Priceless Gems: Treasures from Carolina’s Past, a special collections exhibition housed in UNC’s Wilson Library, opened to the public on Jan. 24. Featuring a carefully curated selection of artifacts, the exhibit highlights unique pieces of historical significance and the captivating stories they reveal about the University.
Linda Jacobson, keeper of the North Carolina Collection Gallery, said that the exhibit currently holds 20 items and three audio clips, all of which are considered “treasures.”
“They're connected to UNC history,” Jacobson said in reference to the artifacts. “They're connected to the history or the events or people who went to school here who are famously connected to the University.”
The exhibition has the treasures organized into five separate exhibits: The First Hundred Years, Student Life, Student Organizations, Athletics and Notable Tar Heels.
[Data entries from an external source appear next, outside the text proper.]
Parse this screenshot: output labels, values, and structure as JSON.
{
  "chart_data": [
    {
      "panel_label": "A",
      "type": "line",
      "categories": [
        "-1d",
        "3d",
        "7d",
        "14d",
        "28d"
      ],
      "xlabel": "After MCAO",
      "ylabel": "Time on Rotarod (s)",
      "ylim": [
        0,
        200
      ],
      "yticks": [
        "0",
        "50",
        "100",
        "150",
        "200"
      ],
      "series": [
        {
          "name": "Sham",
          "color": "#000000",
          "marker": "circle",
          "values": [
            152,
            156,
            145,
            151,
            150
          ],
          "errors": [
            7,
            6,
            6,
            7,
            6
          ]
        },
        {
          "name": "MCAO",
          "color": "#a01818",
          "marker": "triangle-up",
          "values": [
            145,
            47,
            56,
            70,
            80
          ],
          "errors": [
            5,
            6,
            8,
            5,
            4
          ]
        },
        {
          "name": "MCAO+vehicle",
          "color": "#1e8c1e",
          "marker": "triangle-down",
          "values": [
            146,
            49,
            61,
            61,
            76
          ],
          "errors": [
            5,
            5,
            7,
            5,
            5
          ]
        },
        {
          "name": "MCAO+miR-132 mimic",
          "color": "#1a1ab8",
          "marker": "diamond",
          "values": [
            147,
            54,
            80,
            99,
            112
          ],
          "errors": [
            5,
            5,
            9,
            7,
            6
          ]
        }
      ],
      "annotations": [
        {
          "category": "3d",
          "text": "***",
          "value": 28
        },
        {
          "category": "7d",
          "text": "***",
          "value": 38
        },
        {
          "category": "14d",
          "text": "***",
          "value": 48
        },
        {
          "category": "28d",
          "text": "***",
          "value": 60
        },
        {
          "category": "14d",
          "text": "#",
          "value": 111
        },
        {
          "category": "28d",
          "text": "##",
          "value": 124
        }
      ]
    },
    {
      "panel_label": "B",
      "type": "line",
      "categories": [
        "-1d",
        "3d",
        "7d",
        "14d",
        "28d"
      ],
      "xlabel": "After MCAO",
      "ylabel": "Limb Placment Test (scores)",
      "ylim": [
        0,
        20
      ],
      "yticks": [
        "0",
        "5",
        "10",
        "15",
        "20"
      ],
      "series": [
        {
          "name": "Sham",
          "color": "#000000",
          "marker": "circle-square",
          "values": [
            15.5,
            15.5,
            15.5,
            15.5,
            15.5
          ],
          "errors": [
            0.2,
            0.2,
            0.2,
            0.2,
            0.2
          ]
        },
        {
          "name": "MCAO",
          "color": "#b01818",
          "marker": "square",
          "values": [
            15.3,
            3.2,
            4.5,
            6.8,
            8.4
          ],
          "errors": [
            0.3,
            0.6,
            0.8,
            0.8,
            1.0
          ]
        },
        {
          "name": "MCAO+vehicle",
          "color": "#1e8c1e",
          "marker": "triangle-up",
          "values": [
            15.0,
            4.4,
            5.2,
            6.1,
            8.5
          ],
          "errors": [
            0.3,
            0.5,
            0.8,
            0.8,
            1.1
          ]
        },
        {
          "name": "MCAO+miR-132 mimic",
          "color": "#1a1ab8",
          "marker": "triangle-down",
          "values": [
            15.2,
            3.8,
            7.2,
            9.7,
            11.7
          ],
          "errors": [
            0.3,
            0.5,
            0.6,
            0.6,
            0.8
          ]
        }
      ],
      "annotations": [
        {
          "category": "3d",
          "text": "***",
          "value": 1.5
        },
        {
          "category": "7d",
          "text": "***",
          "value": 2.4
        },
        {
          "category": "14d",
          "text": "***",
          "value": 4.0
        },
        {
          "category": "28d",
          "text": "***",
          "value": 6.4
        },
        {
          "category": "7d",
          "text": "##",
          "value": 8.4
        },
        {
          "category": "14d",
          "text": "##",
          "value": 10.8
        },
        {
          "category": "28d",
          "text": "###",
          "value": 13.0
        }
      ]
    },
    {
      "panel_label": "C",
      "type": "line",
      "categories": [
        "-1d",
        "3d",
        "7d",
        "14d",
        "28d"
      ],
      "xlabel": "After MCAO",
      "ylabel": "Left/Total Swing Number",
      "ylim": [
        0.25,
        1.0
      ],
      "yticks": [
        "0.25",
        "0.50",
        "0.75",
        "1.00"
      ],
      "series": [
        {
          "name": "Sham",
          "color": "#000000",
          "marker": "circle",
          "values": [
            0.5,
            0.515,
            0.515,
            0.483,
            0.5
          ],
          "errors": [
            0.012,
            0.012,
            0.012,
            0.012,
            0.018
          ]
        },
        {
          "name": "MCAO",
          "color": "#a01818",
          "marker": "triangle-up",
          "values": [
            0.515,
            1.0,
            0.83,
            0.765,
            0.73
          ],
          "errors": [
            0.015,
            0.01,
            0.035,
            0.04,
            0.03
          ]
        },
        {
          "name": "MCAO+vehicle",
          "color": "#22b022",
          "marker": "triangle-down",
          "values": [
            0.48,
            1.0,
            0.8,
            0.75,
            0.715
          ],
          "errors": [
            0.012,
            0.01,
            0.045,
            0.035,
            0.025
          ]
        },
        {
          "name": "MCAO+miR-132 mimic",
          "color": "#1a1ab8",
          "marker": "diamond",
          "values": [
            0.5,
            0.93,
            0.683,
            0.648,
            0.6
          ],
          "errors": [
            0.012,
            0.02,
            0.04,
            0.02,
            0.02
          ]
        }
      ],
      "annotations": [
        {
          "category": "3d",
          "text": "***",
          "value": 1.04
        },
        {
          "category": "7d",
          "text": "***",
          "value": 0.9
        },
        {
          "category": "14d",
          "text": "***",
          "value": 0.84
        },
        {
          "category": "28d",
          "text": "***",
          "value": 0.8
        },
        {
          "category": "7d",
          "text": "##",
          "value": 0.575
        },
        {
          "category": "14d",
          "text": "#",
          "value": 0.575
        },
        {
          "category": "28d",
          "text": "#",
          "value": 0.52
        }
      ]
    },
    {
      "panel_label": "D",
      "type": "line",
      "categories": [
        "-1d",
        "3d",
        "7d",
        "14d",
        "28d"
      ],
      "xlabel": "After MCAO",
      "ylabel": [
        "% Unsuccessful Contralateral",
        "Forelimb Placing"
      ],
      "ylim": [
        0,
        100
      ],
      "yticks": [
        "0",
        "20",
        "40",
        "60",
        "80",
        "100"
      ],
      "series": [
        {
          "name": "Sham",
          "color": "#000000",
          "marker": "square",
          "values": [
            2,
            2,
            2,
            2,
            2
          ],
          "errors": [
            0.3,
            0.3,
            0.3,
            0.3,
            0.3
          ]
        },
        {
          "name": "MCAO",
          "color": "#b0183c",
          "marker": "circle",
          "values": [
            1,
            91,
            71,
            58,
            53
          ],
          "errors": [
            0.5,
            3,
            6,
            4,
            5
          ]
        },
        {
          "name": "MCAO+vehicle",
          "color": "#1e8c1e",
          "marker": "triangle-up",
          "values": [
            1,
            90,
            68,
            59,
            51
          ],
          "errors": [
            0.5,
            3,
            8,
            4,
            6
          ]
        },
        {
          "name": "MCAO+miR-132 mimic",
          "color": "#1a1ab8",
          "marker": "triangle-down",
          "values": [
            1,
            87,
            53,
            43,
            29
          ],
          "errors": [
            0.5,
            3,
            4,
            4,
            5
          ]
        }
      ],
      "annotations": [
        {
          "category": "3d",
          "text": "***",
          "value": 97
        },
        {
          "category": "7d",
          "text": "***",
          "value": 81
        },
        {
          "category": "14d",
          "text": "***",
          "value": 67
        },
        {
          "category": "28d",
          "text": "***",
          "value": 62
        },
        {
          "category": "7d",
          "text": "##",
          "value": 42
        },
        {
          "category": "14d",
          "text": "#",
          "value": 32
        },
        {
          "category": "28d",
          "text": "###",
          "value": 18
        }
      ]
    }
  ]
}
“The great thing about all of these items is that researchers, enthusiasts, students, staff, whoever can come in and look at these items in our reading room — have that tactile experience,” Jacobson said.

Jacobson was inspired to start the exhibit after Wilson Library received Joseph Caldwell's telescope as a gift. In 1824, Caldwell, the first president of UNC, took a trip to Europe to bring scientific equipment back to the University with a plan to build an astronomical observatory on campus. As a result, UNC was the first state university to have this kind of observatory.
Also available in the collection is George Moses Horton's acrostic poems. Horton was an enslaved man from Chatham County who taught himself to read and write. With any money Horton made, he bought free time from his enslaver to travel to Chapel Hill. He would write and sell romantic poems to UNC students, with the first letters spelling out the subject’s name.
In honor of Horton and his work, Horton Residence Hall was named after him in 2007.